While it’s infinitely frustrating that they leave us off with such a tease about the romance, this was obviously the best point for a conclusion. With the ending of the high school tournaments, we had everything we needed to wrap up this section of their lives. It’s weird to think about how little ground was covered here as opposed to the first 25 episodes, but it’s understandable. By actually having Mizusawa compete well in the team tournament, it took a lot more time out than when they exited early. The show also took a lot more liberties in extending matches slightly more than they needed too, but it can be forgiven as they still were exciting. With a team tournament championship and 3 individual championships, there’s not as much of that desperate need to prove themselves like Taichi and Chihaya had back in the high school off-season.

There are very few sports anime or manga I’ve been able to get into. With Chihayafuru, it was karuta that really took me by surprise. I think it might just have been the strangeness of karuta that was initially turned me away when I first heard of this show in its original run, and boy did I make a mistake. What I found great was that I got to learn about a whole new aspect of Japanese culture. The competition itself was fantastic too. It did the same thing that made me love Eyeshield 21, my absolute favorite sports manga, it made our main characters beatable. The greatest sports stories are those told through struggle, and watching Chihaya and her Team Mizusawa rise and fall was some absolutely gripping stuff.


It helped that the team itself is one of the best ensemble casts I’ve seen in quite a while. This is the most essential thing when it comes to writing a good sports show, and Chihayafuru really manages to nail it. While Chihaya and Taichi are obvious the biggest focus characters, each member is so flushed out. They each have their own motivations and struggles in their experience with karuta that really compliments our leads.  While I didn’t feel as much of a connection with the new freshman, they definitely grew on me as the weeks went on. With more time, I’m sure I’ll come to love them just the same.

As is required with pretty much every Josei title, Chihayafuru has its romance, but thankfully they usually opt to keep it to the background. This is where I think Chihayafuru is weakest. This isn’t just speaking as a Taichi fan, although it certainly doesn’t help. The show wants you to buy that Taichi has trouble with confidence,that he can’t bring himself to really express how he feels to Chihaya. This is a man so popular with the ladies that he was able to get 20 girls to apply for the club on looks alone. In my experience dudes like that usually aren’t lacking on the confidence factor. It also just seemed strange to me how much Arata meant to Chihaya even after they had zero contact for several years. Sure, the same could be said of Taichi at the very beginning of the show, but he’s been with her ever since.
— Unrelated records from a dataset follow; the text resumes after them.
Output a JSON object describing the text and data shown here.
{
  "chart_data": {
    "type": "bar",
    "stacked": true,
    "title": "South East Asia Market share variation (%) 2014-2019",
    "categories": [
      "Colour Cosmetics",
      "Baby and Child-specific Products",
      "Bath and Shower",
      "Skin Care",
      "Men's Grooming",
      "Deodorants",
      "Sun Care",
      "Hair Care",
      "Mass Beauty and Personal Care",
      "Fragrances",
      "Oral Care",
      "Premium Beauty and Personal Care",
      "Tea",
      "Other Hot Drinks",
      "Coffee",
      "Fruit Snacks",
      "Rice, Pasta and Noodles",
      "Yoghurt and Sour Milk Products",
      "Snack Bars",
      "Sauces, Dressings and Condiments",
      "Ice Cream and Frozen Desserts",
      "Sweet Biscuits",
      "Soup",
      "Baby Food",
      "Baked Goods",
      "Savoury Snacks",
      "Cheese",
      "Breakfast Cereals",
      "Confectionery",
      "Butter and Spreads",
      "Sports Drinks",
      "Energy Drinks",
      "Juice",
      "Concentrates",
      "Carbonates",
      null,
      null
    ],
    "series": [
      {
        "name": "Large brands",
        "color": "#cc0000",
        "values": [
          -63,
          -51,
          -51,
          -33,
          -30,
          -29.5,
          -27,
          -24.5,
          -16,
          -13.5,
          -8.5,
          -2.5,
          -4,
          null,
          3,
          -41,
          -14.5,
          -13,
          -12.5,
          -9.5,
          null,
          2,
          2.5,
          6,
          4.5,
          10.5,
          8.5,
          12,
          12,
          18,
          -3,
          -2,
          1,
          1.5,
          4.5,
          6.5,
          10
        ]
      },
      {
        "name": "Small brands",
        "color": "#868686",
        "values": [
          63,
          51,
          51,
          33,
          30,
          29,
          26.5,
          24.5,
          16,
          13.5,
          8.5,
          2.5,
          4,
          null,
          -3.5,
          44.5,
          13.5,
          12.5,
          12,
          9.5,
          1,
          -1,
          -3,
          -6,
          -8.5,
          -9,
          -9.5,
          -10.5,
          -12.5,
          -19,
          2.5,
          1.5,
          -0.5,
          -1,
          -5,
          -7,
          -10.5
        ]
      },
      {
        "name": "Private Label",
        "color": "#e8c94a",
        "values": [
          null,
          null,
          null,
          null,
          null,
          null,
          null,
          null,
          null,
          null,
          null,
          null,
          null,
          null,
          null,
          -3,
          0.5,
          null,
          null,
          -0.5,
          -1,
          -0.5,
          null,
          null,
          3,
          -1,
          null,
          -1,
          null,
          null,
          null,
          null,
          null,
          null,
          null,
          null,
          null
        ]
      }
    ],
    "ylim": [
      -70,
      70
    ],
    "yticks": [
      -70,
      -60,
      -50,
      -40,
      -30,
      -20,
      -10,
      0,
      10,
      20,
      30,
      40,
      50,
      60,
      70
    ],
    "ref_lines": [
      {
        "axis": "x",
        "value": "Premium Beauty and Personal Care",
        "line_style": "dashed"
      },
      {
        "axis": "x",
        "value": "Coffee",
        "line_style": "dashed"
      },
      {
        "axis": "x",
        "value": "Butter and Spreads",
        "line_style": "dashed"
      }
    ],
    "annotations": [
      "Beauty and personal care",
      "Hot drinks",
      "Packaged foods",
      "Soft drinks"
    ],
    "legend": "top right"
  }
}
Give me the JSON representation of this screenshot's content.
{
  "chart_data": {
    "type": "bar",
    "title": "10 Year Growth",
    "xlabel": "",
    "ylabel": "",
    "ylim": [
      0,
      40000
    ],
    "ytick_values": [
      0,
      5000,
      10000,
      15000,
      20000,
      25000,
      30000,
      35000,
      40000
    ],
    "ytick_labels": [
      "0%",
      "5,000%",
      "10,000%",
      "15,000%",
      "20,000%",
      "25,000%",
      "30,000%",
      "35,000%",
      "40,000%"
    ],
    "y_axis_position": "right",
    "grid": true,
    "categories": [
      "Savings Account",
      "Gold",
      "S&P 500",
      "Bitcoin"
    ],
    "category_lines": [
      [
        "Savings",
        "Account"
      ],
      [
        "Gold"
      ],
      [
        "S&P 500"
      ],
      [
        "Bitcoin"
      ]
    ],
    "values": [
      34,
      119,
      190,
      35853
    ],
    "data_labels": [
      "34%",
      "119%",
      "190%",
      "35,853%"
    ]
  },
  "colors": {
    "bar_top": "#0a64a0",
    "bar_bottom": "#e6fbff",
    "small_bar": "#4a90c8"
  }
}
Over the past two seasons this was far and away my favorite show to watch. I was pitched the idea to do it during the winter because, hey, I’m the shoujo/josei guy. That’s just what I do. I thought watching the whole 25 episode 1st season in the week before it came out would be taxing, but I quickly fell in love with it, and by the time I was done I was so glad I had more to count on for the next six months to come. Now that it’s over, I’ll have that tough decision to make between waiting for more to be made or continuing with the manga where this show lets off. For the moment, I think this show is best done in motion, and I will await more of it with bated breath.